John and Jane are also long the following stocks mentioned in this article that are in their other accounts: Old Republic (ORI), United Technologies (UTX), Enbridge (ENB), Honeywell (HON), Bank of America (BAC).
Disclosure: I am/we are long T, OZK, PACW, UMPQ. I wrote this article myself, and it expresses my own opinions. I am not receiving compensation for it (other than from Seeking Alpha). I have no business relationship with any company whose stock is mentioned in this article.

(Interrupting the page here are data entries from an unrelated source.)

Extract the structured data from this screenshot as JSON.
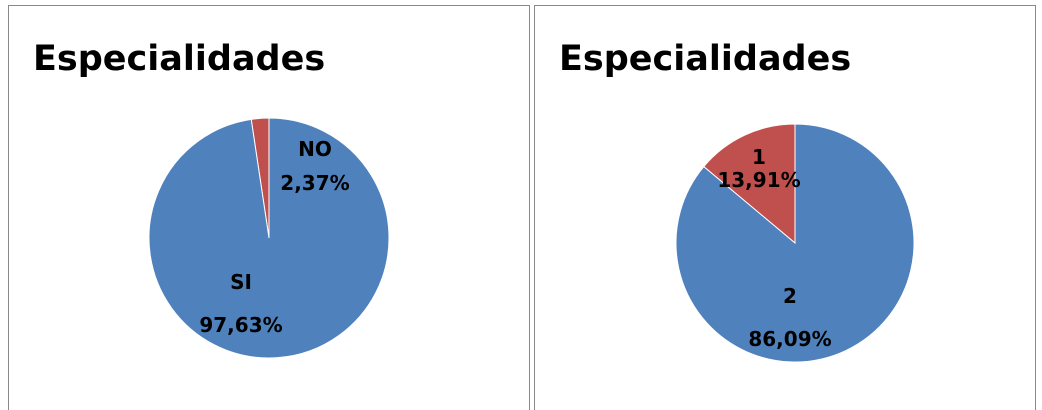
{
  "colors": {
    "series_blue": "#4f81bd",
    "series_red": "#c0504d"
  },
  "chart_data": [
    {
      "type": "pie",
      "title": "Especialidades",
      "slices": [
        {
          "category": "NO",
          "percent_label": "2,37%",
          "value": 2.37,
          "color": "#c0504d"
        },
        {
          "category": "SI",
          "percent_label": "97,63%",
          "value": 97.63,
          "color": "#4f81bd"
        }
      ]
    },
    {
      "type": "pie",
      "title": "Especialidades",
      "slices": [
        {
          "category": "1",
          "percent_label": "13,91%",
          "value": 13.91,
          "color": "#c0504d"
        },
        {
          "category": "2",
          "percent_label": "86,09%",
          "value": 86.09,
          "color": "#4f81bd"
        }
      ]
    }
  ]
}
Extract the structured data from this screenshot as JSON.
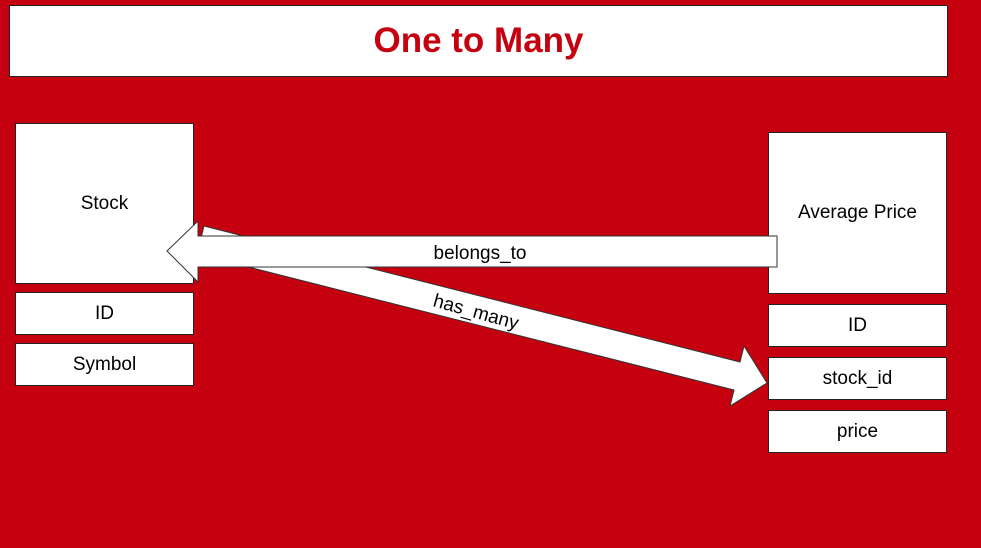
{
  "title": "One to Many",
  "left_entity": {
    "name": "Stock",
    "fields": [
      "ID",
      "Symbol"
    ]
  },
  "right_entity": {
    "name": "Average Price",
    "fields": [
      "ID",
      "stock_id",
      "price"
    ]
  },
  "relations": {
    "belongs_to": "belongs_to",
    "has_many": "has_many"
  },
  "colors": {
    "background": "#c5000f",
    "title_text": "#c5000f",
    "box_fill": "#ffffff"
  }
}
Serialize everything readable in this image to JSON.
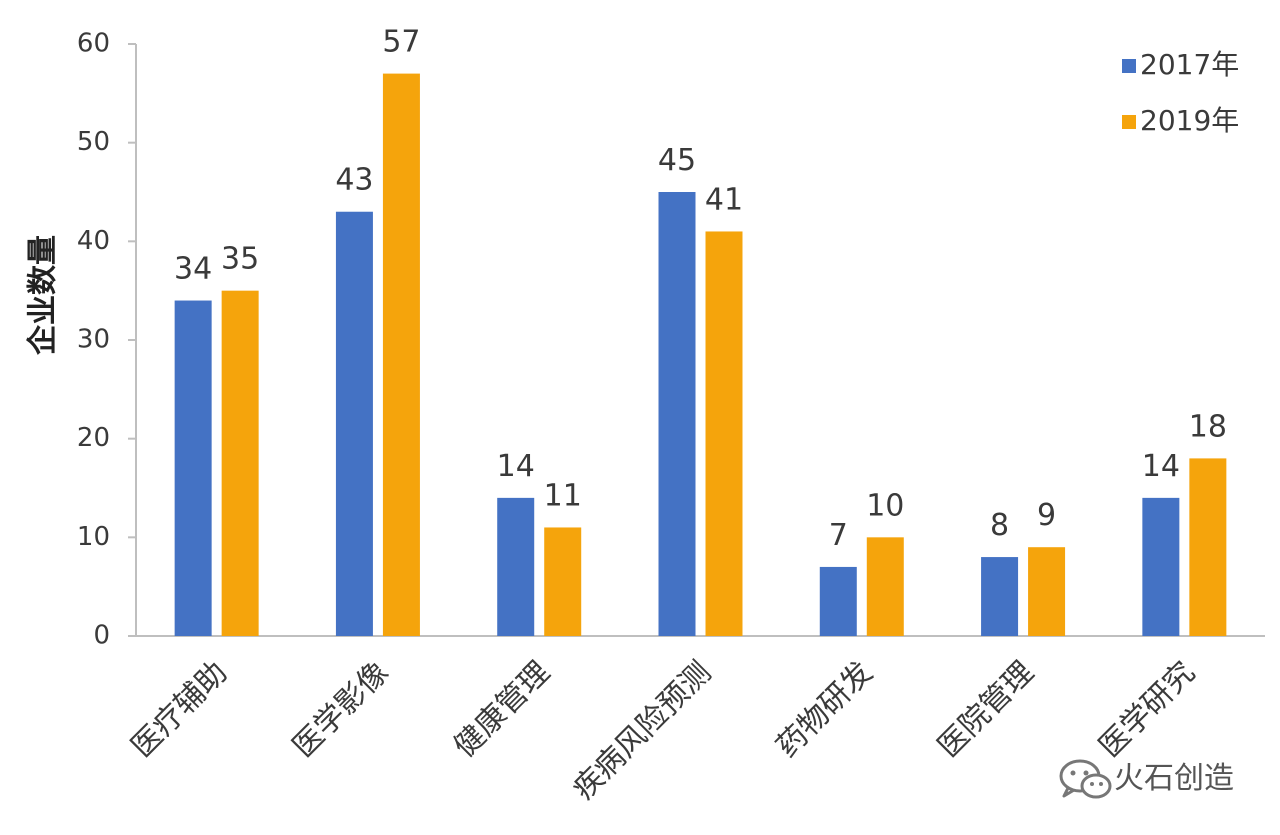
{
  "chart_data": {
    "type": "bar",
    "categories": [
      "医疗辅助",
      "医学影像",
      "健康管理",
      "疾病风险预测",
      "药物研发",
      "医院管理",
      "医学研究"
    ],
    "series": [
      {
        "name": "2017年",
        "values": [
          34,
          43,
          14,
          45,
          7,
          8,
          14
        ],
        "color": "#4472C4"
      },
      {
        "name": "2019年",
        "values": [
          35,
          57,
          11,
          41,
          10,
          9,
          18
        ],
        "color": "#F5A40C"
      }
    ],
    "ylabel": "企业数量",
    "xlabel": "",
    "title": "",
    "ylim": [
      0,
      60
    ],
    "yticks": [
      0,
      10,
      20,
      30,
      40,
      50,
      60
    ],
    "grid": false,
    "legend_position": "top-right",
    "data_labels": true
  },
  "watermark": {
    "text": "火石创造",
    "icon": "wechat-icon"
  }
}
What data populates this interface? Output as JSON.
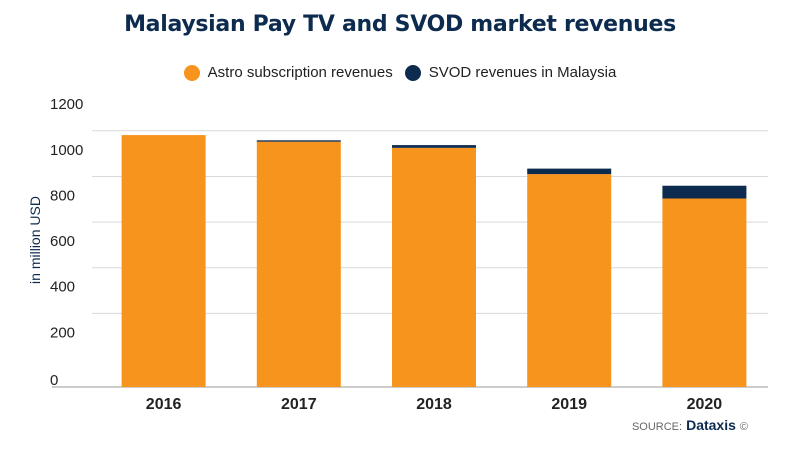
{
  "colors": {
    "astro": "#f7941d",
    "svod": "#0d2b4e",
    "grid": "#d9d9d9",
    "axis": "#999999"
  },
  "source": {
    "prefix": "SOURCE:",
    "brand": "Dataxis",
    "mark": "©"
  },
  "chart_data": {
    "type": "bar",
    "stacked": true,
    "title": "Malaysian Pay TV and SVOD market revenues",
    "ylabel": "in million USD",
    "xlabel": "",
    "categories": [
      "2016",
      "2017",
      "2018",
      "2019",
      "2020"
    ],
    "series": [
      {
        "name": "Astro subscription revenues",
        "values": [
          1104,
          1075,
          1048,
          933,
          826
        ]
      },
      {
        "name": "SVOD revenues in Malaysia",
        "values": [
          0,
          6,
          12,
          24,
          56
        ]
      }
    ],
    "ylim": [
      0,
      1200
    ],
    "yticks": [
      "0",
      "200",
      "400",
      "600",
      "800",
      "1000",
      "1200"
    ],
    "grid": true,
    "legend_position": "top"
  }
}
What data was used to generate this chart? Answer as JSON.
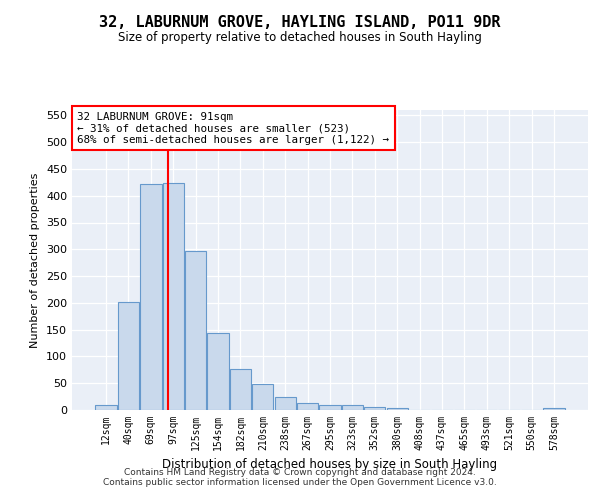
{
  "title": "32, LABURNUM GROVE, HAYLING ISLAND, PO11 9DR",
  "subtitle": "Size of property relative to detached houses in South Hayling",
  "xlabel": "Distribution of detached houses by size in South Hayling",
  "ylabel": "Number of detached properties",
  "categories": [
    "12sqm",
    "40sqm",
    "69sqm",
    "97sqm",
    "125sqm",
    "154sqm",
    "182sqm",
    "210sqm",
    "238sqm",
    "267sqm",
    "295sqm",
    "323sqm",
    "352sqm",
    "380sqm",
    "408sqm",
    "437sqm",
    "465sqm",
    "493sqm",
    "521sqm",
    "550sqm",
    "578sqm"
  ],
  "values": [
    9,
    201,
    421,
    423,
    297,
    144,
    77,
    48,
    25,
    13,
    10,
    10,
    5,
    3,
    0,
    0,
    0,
    0,
    0,
    0,
    4
  ],
  "bar_color": "#c9d9ec",
  "bar_edge_color": "#6699cc",
  "annotation_text_line1": "32 LABURNUM GROVE: 91sqm",
  "annotation_text_line2": "← 31% of detached houses are smaller (523)",
  "annotation_text_line3": "68% of semi-detached houses are larger (1,122) →",
  "ylim": [
    0,
    560
  ],
  "yticks": [
    0,
    50,
    100,
    150,
    200,
    250,
    300,
    350,
    400,
    450,
    500,
    550
  ],
  "background_color": "#eaeff7",
  "footer_line1": "Contains HM Land Registry data © Crown copyright and database right 2024.",
  "footer_line2": "Contains public sector information licensed under the Open Government Licence v3.0."
}
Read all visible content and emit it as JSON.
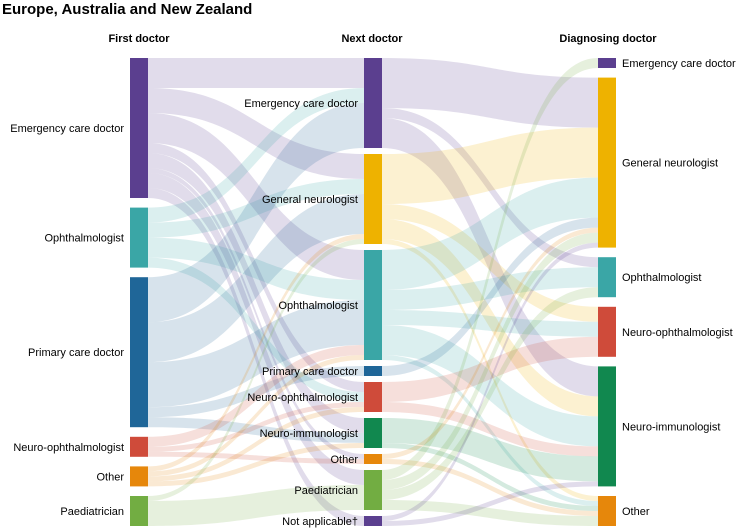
{
  "title": "Europe, Australia and New Zealand",
  "columns": [
    {
      "label": "First doctor"
    },
    {
      "label": "Next doctor"
    },
    {
      "label": "Diagnosing doctor"
    }
  ],
  "colors": {
    "emergency": "#5b3f8f",
    "neurologist": "#eeb200",
    "ophthalmologist": "#3aa6a6",
    "primary": "#1f6698",
    "neuro_ophthalmologist": "#cf4b3a",
    "neuro_immunologist": "#11884f",
    "other": "#e6870b",
    "paediatrician": "#72ad42"
  },
  "nodes": [
    {
      "id": "f_emg",
      "col": 0,
      "label": "Emergency care doctor",
      "color": "emergency",
      "value": 28
    },
    {
      "id": "f_oph",
      "col": 0,
      "label": "Ophthalmologist",
      "color": "ophthalmologist",
      "value": 12
    },
    {
      "id": "f_pcd",
      "col": 0,
      "label": "Primary care doctor",
      "color": "primary",
      "value": 30
    },
    {
      "id": "f_nop",
      "col": 0,
      "label": "Neuro-ophthalmologist",
      "color": "neuro_ophthalmologist",
      "value": 4
    },
    {
      "id": "f_oth",
      "col": 0,
      "label": "Other",
      "color": "other",
      "value": 4
    },
    {
      "id": "f_pae",
      "col": 0,
      "label": "Paediatrician",
      "color": "paediatrician",
      "value": 6
    },
    {
      "id": "n_emg",
      "col": 1,
      "label": "Emergency care doctor",
      "color": "emergency",
      "value": 18
    },
    {
      "id": "n_neu",
      "col": 1,
      "label": "General neurologist",
      "color": "neurologist",
      "value": 18
    },
    {
      "id": "n_oph",
      "col": 1,
      "label": "Ophthalmologist",
      "color": "ophthalmologist",
      "value": 22
    },
    {
      "id": "n_pcd",
      "col": 1,
      "label": "Primary care doctor",
      "color": "primary",
      "value": 2
    },
    {
      "id": "n_nop",
      "col": 1,
      "label": "Neuro-ophthalmologist",
      "color": "neuro_ophthalmologist",
      "value": 6
    },
    {
      "id": "n_nim",
      "col": 1,
      "label": "Neuro-immunologist",
      "color": "neuro_immunologist",
      "value": 6
    },
    {
      "id": "n_oth",
      "col": 1,
      "label": "Other",
      "color": "other",
      "value": 2
    },
    {
      "id": "n_pae",
      "col": 1,
      "label": "Paediatrician",
      "color": "paediatrician",
      "value": 8
    },
    {
      "id": "n_na",
      "col": 1,
      "label": "Not applicable†",
      "color": "emergency",
      "value": 2
    },
    {
      "id": "d_emg",
      "col": 2,
      "label": "Emergency care doctor",
      "color": "emergency",
      "value": 2
    },
    {
      "id": "d_neu",
      "col": 2,
      "label": "General neurologist",
      "color": "neurologist",
      "value": 34
    },
    {
      "id": "d_oph",
      "col": 2,
      "label": "Ophthalmologist",
      "color": "ophthalmologist",
      "value": 8
    },
    {
      "id": "d_nop",
      "col": 2,
      "label": "Neuro-ophthalmologist",
      "color": "neuro_ophthalmologist",
      "value": 10
    },
    {
      "id": "d_nim",
      "col": 2,
      "label": "Neuro-immunologist",
      "color": "neuro_immunologist",
      "value": 24
    },
    {
      "id": "d_oth",
      "col": 2,
      "label": "Other",
      "color": "other",
      "value": 6
    }
  ],
  "links": [
    {
      "source": "f_emg",
      "target": "n_emg",
      "value": 6
    },
    {
      "source": "f_emg",
      "target": "n_neu",
      "value": 5
    },
    {
      "source": "f_emg",
      "target": "n_oph",
      "value": 6
    },
    {
      "source": "f_emg",
      "target": "n_nop",
      "value": 2
    },
    {
      "source": "f_emg",
      "target": "n_nim",
      "value": 3
    },
    {
      "source": "f_emg",
      "target": "n_oth",
      "value": 1
    },
    {
      "source": "f_emg",
      "target": "n_pae",
      "value": 3
    },
    {
      "source": "f_emg",
      "target": "n_na",
      "value": 2
    },
    {
      "source": "f_oph",
      "target": "n_emg",
      "value": 3
    },
    {
      "source": "f_oph",
      "target": "n_neu",
      "value": 3
    },
    {
      "source": "f_oph",
      "target": "n_oph",
      "value": 4
    },
    {
      "source": "f_oph",
      "target": "n_nop",
      "value": 2
    },
    {
      "source": "f_pcd",
      "target": "n_emg",
      "value": 9
    },
    {
      "source": "f_pcd",
      "target": "n_neu",
      "value": 8
    },
    {
      "source": "f_pcd",
      "target": "n_oph",
      "value": 9
    },
    {
      "source": "f_pcd",
      "target": "n_pcd",
      "value": 2
    },
    {
      "source": "f_pcd",
      "target": "n_nim",
      "value": 2
    },
    {
      "source": "f_nop",
      "target": "n_oph",
      "value": 2
    },
    {
      "source": "f_nop",
      "target": "n_nop",
      "value": 1
    },
    {
      "source": "f_nop",
      "target": "n_oth",
      "value": 1
    },
    {
      "source": "f_oth",
      "target": "n_neu",
      "value": 1
    },
    {
      "source": "f_oth",
      "target": "n_oph",
      "value": 1
    },
    {
      "source": "f_oth",
      "target": "n_nop",
      "value": 1
    },
    {
      "source": "f_oth",
      "target": "n_nim",
      "value": 1
    },
    {
      "source": "f_pae",
      "target": "n_neu",
      "value": 1
    },
    {
      "source": "f_pae",
      "target": "n_pae",
      "value": 5
    },
    {
      "source": "n_emg",
      "target": "d_neu",
      "value": 10
    },
    {
      "source": "n_emg",
      "target": "d_oph",
      "value": 2
    },
    {
      "source": "n_emg",
      "target": "d_nim",
      "value": 6
    },
    {
      "source": "n_neu",
      "target": "d_neu",
      "value": 10
    },
    {
      "source": "n_neu",
      "target": "d_nop",
      "value": 3
    },
    {
      "source": "n_neu",
      "target": "d_nim",
      "value": 4
    },
    {
      "source": "n_neu",
      "target": "d_oth",
      "value": 1
    },
    {
      "source": "n_oph",
      "target": "d_neu",
      "value": 8
    },
    {
      "source": "n_oph",
      "target": "d_oph",
      "value": 4
    },
    {
      "source": "n_oph",
      "target": "d_nop",
      "value": 3
    },
    {
      "source": "n_oph",
      "target": "d_nim",
      "value": 6
    },
    {
      "source": "n_oph",
      "target": "d_oth",
      "value": 1
    },
    {
      "source": "n_pcd",
      "target": "d_neu",
      "value": 2
    },
    {
      "source": "n_nop",
      "target": "d_nop",
      "value": 4
    },
    {
      "source": "n_nop",
      "target": "d_nim",
      "value": 2
    },
    {
      "source": "n_nim",
      "target": "d_nim",
      "value": 5
    },
    {
      "source": "n_nim",
      "target": "d_oth",
      "value": 1
    },
    {
      "source": "n_oth",
      "target": "d_neu",
      "value": 1
    },
    {
      "source": "n_oth",
      "target": "d_oth",
      "value": 1
    },
    {
      "source": "n_pae",
      "target": "d_emg",
      "value": 2
    },
    {
      "source": "n_pae",
      "target": "d_neu",
      "value": 2
    },
    {
      "source": "n_pae",
      "target": "d_oph",
      "value": 2
    },
    {
      "source": "n_pae",
      "target": "d_oth",
      "value": 2
    },
    {
      "source": "n_na",
      "target": "d_neu",
      "value": 1
    },
    {
      "source": "n_na",
      "target": "d_nim",
      "value": 1
    }
  ]
}
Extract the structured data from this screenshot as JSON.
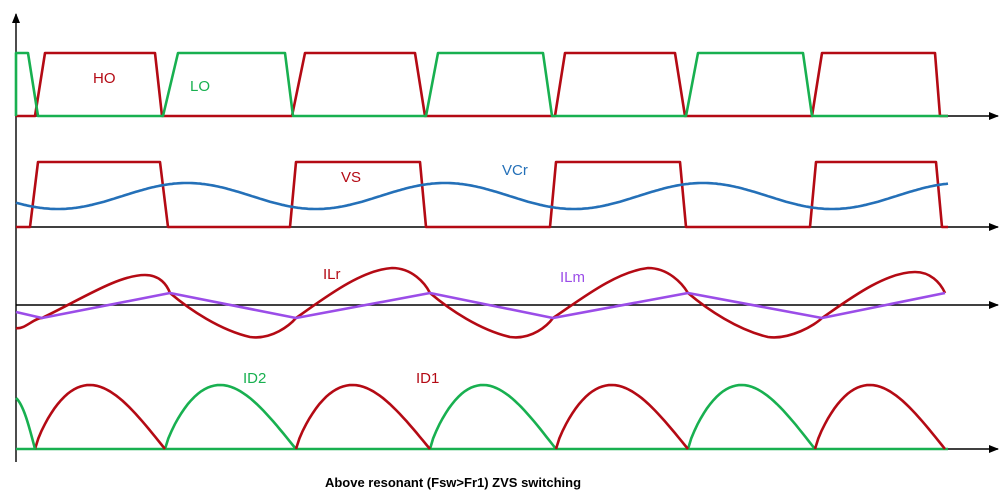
{
  "caption": "Above resonant (Fsw>Fr1) ZVS switching",
  "colors": {
    "red": "#B40A14",
    "green": "#18B050",
    "blue": "#2470B8",
    "purple": "#9B4DE8",
    "axis": "#000000"
  },
  "traces": {
    "ho": "HO",
    "lo": "LO",
    "vs": "VS",
    "vcr": "VCr",
    "ilr": "ILr",
    "ilm": "ILm",
    "id2": "ID2",
    "id1": "ID1"
  }
}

Additional disclosure: This article reflects my own personal views and is not meant to be taken as investment advice. It is recommended that you do your own research. This article was written on my own and does not reflect the views or opinions of my employer. I would like to emphasize that I am employed by Umpqua Bank which is a company held in John's Retirement Portfolio. The inclusion of this stock is for informational purposes only and is not an attempt to promote this stock. Please understand that I will not answer any questions that are specifically related to Umpqua Bank.
Editor's Note: This article discusses one or more securities that do not trade on a major U.S. exchange. Please be aware of the risks associated with these stocks.